Taliban score another surprise victory in Afghanistan

Taliban score another surprise victory in Afghanistan
More than 14 years after the fall of the Taliban government, the group's insurgency has made it a threat to the whole of Afghanistan.
2 min read
20 August, 2016
The Taliban's success coincides with the rise of other extremist threats in the region [AFP]
The resurgent Afghan Taliban scored another shock military victory on Saturday, after taking control of a district in the north-east of the country.

Taliban fighters launched multiple attacks on Khan Abad from different directions, overwhelming the defenders and taking the district, Afghan police told reporters on Saturday.

The insurgents' surprise attack forced Afghan government forces to make another humiating retreat, after calls for reinforcements were ignored.

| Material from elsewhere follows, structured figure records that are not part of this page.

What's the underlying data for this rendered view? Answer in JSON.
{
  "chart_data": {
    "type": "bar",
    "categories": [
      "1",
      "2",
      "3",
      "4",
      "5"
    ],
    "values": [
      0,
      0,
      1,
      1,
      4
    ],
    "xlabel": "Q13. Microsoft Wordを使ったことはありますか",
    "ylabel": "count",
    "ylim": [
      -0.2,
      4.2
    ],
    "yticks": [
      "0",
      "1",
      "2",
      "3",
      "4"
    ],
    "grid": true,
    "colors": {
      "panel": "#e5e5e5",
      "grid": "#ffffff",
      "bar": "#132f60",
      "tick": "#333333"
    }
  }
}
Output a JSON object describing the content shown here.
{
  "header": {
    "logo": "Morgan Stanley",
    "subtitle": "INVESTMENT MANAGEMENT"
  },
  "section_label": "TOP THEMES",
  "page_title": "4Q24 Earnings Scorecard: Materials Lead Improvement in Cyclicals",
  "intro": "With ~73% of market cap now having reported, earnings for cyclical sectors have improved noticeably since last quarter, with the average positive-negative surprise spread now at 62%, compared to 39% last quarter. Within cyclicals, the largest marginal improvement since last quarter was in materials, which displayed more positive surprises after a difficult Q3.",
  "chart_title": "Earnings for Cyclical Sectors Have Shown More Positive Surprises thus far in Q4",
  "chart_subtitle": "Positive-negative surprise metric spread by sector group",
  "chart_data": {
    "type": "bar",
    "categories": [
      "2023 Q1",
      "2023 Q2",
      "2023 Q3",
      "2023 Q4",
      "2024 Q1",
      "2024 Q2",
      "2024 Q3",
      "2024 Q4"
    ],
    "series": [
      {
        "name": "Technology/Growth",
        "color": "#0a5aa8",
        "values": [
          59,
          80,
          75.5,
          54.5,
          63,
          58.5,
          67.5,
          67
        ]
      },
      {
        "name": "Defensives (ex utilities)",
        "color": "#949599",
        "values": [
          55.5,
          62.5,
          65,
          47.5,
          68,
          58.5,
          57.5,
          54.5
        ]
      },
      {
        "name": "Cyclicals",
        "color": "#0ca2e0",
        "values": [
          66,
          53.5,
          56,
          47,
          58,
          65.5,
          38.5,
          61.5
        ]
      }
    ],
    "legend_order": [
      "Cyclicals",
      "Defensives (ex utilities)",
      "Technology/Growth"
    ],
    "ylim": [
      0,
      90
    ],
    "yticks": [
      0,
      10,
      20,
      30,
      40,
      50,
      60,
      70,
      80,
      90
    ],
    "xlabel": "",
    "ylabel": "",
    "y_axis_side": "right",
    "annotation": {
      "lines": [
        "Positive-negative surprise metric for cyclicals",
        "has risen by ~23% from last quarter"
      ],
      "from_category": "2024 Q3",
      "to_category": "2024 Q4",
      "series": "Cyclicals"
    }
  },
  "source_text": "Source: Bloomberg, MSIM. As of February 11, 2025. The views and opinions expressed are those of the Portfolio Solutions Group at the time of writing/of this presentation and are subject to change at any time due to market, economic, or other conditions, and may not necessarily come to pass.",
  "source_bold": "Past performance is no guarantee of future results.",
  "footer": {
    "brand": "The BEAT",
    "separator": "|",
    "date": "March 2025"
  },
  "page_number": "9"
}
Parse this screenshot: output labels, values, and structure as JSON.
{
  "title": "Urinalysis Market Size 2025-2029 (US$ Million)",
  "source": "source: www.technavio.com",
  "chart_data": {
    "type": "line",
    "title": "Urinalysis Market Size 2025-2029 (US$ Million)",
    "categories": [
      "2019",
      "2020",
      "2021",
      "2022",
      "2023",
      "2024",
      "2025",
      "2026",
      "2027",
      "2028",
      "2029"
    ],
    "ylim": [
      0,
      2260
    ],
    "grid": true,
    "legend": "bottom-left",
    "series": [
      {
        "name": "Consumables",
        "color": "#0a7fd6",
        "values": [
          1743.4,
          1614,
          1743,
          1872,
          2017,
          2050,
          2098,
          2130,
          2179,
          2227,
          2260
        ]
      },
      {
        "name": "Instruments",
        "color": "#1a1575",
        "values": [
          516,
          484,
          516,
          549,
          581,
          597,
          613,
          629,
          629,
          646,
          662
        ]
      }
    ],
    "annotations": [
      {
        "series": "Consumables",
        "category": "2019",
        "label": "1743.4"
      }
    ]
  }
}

"After several hours of fighting the militants overran the district," the district's governor Hayatullah Amiri told AFP

The provincial spokesperson said that government forces are fighting to retake the province. Others believe that the fragmented politicians and commanders have learned little about the shortfalls in security, which has helped their determined opponents to make advances in the country.

Last September, the Taliban scored its biggest military success since the downfall of its government in 2001. 

Taliban forces overran the northern city of Kunduz, until a few weeks later government forces backed by massive US air raids forced the insurgents to withdraw.

Since then, the group has won a number of smaller victories in the country and the government in battling the Taliban in 15 of Afghanistan's 34 provinces.

This is despite the insurgents - and Islamic State group in Afghanistan and Pakistan - having much of its leadership decimated by US air strikes.

The capture of Khan Abad adds further pressure on government forces holding the provincial capital Kunduz, which lies just 30 km away.

Residents have reportedly fled the town fearing another massive offensive and wave of air raids from government and US forces. 

The US has assured no other major city will fall again to the Taliban, but the armed group now looks to threaten Kunduz's eastern flanks. 

Meanwhile, in the southern Helmand Province, the group is also advancing on the provincial capital Lashkar Gah, having already effectively besieged the city. 

Bomb attacks and massacres in Kabul and other places by the Taliban and now South Asia's Islamic State group factions have made the ongoing battle between government forces and insurgents a pain felt by people everywhere.